I've made peace with the fact that my life is as it is meant to me...now and always.  And while as a single woman, I don't have a family of my own, I do have the time and space to choose a different way of enjoying the season.  No one asks me what I want for Christmas and to be honest, there's nothing missing from my life...not really.
I'm reminded of the first Harry Potter book in which Harry spends part of his first Christmas at Hogwarts discovering the Mirror of Erised.  Dumbledore explains that the happiest person on earth would look into the mirror and see himself/herself exactly as he/she is.  It's taken a long time, but now when I see the reflection of my own life, I wouldn't change a thing.
But I'm still open to whatever unseen gifts the future will bring.

Last night Satish, Danta and I were discussing the fact that I no longer wear my wedding ring.  Danta asked me why I still wasn't married to a real person.  "You're older than my Papa," he explained.  "You should be married."
"You mean I should marry just any old guy even if I don't really like him...just to say I'm married?"
He pondered this.  "You mean what if he doesn't like your cats and he picks his nose and he yells and messes up your yoga room?"
"Well, everyone picks their nose now and then," I giggled.  "Just not in public."
Danta and Satish burst out laughing. 
"Yeah, but what about all that other meanie stuff?" Danta asked.
"Well, a guy like that wouldn't last two minutes in my house," I said.
"He wouldn't last two seconds!" Danta quickly replied.
Ah, that kid really knows me well.
"What kinds of things should I look for in a good husband then?" I asked the boys.
"Well, he should like kids," Danta said earnestly.
"And he should be honest," Satish nodded.
"And be kind," said Danta.
"And be generous," echoed Satish.
"And he should be really peaceful," Danta smiled. 
"Wow...those are really good qualities," I smiled.  "You guys will have to pray that someone like that is sent my way...and if it's meant to be...it will be."

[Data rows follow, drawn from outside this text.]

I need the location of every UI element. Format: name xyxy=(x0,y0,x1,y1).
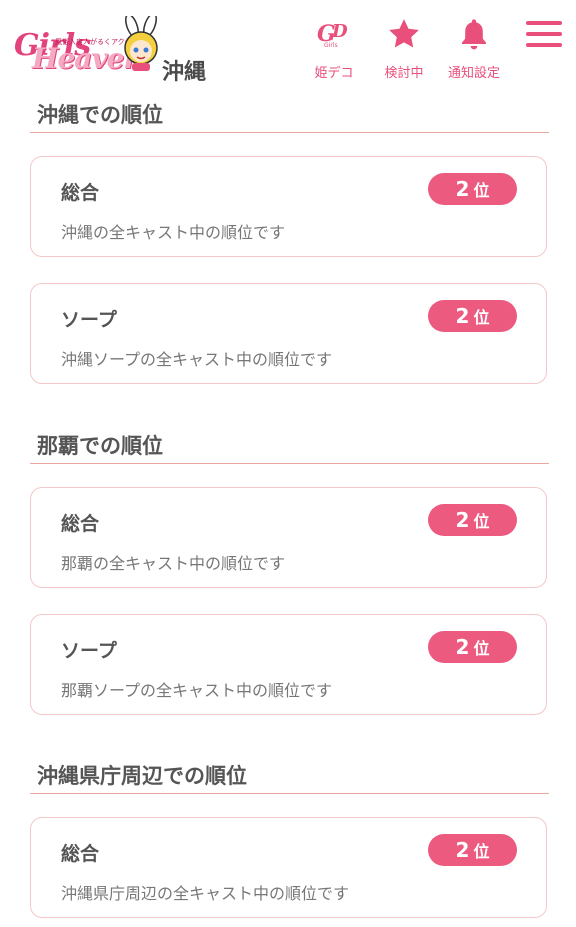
rank-number: 2 xyxy=(455,508,470,532)
card-title: ソープ xyxy=(61,309,117,331)
menu-button[interactable] xyxy=(520,16,568,82)
section-divider xyxy=(30,463,549,464)
section-title-prefectural-office: 沖縄県庁周辺での順位 xyxy=(37,764,247,788)
card-description: 沖縄県庁周辺の全キャスト中の順位です xyxy=(61,884,350,903)
rank-unit: 位 xyxy=(473,512,490,531)
card-description: 沖縄ソープの全キャスト中の順位です xyxy=(61,350,333,369)
rank-card-naha-soap[interactable]: ソープ 那覇ソープの全キャスト中の順位です 2 位 xyxy=(30,614,547,715)
app-header: Girls Heaven 風俗入店人がるくアクセス 沖縄 G D Girls 姫… xyxy=(0,0,576,92)
hime-deco-button[interactable]: G D Girls 姫デコ xyxy=(302,16,366,82)
rank-card-naha-overall[interactable]: 総合 那覇の全キャスト中の順位です 2 位 xyxy=(30,487,547,588)
rank-card-okinawa-soap[interactable]: ソープ 沖縄ソープの全キャスト中の順位です 2 位 xyxy=(30,283,547,384)
rank-badge: 2 位 xyxy=(428,300,517,332)
card-title: ソープ xyxy=(61,640,117,662)
rank-number: 2 xyxy=(455,635,470,659)
favorites-button[interactable]: 検討中 xyxy=(372,16,436,82)
notification-settings-label: 通知設定 xyxy=(447,66,500,81)
card-title: 総合 xyxy=(61,182,100,204)
card-description: 那覇の全キャスト中の順位です xyxy=(61,554,286,573)
rank-number: 2 xyxy=(455,838,470,862)
rank-card-prefectural-office-overall[interactable]: 総合 沖縄県庁周辺の全キャスト中の順位です 2 位 xyxy=(30,817,547,918)
rank-badge: 2 位 xyxy=(428,504,517,536)
section-title-naha: 那覇での順位 xyxy=(37,434,163,458)
rank-badge: 2 位 xyxy=(428,631,517,663)
card-description: 沖縄の全キャスト中の順位です xyxy=(61,223,286,242)
card-description: 那覇ソープの全キャスト中の順位です xyxy=(61,681,333,700)
gd-girls-icon: G D Girls xyxy=(317,21,348,49)
star-icon xyxy=(389,19,419,48)
hamburger-menu-icon xyxy=(526,21,562,47)
rank-unit: 位 xyxy=(473,639,490,658)
rank-unit: 位 xyxy=(473,842,490,861)
page: Girls Heaven 風俗入店人がるくアクセス 沖縄 G D Girls 姫… xyxy=(0,0,576,927)
logo-region: 沖縄 xyxy=(162,60,207,85)
rank-badge: 2 位 xyxy=(428,173,517,205)
rank-card-okinawa-overall[interactable]: 総合 沖縄の全キャスト中の順位です 2 位 xyxy=(30,156,547,257)
mascot-icon xyxy=(124,16,158,71)
section-divider xyxy=(30,793,549,794)
site-logo[interactable]: Girls Heaven 風俗入店人がるくアクセス 沖縄 xyxy=(10,14,215,85)
bell-icon xyxy=(462,19,486,50)
hime-deco-label: 姫デコ xyxy=(314,66,354,81)
notification-settings-button[interactable]: 通知設定 xyxy=(442,16,506,82)
svg-text:Girls: Girls xyxy=(324,42,338,49)
section-divider xyxy=(30,132,549,133)
card-title: 総合 xyxy=(61,843,100,865)
rank-number: 2 xyxy=(455,304,470,328)
svg-text:D: D xyxy=(331,21,348,42)
rank-unit: 位 xyxy=(473,308,490,327)
rank-badge: 2 位 xyxy=(428,834,517,866)
favorites-label: 検討中 xyxy=(384,66,424,81)
rank-number: 2 xyxy=(455,177,470,201)
rank-unit: 位 xyxy=(473,181,490,200)
section-title-okinawa: 沖縄での順位 xyxy=(37,103,163,127)
card-title: 総合 xyxy=(61,513,100,535)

"We will," Satish promised. 
         Earlier this morning I was pondering their list and realized these are the things I really want for Christmas...not necessarily in a man, but to embody within myself.  To be playful with children.  To be honest and kind and generous.  To live in peace.  How wonderful to know that all I really want this holiday season can't be found beneath my Christmas tree...but already lives inside my heart.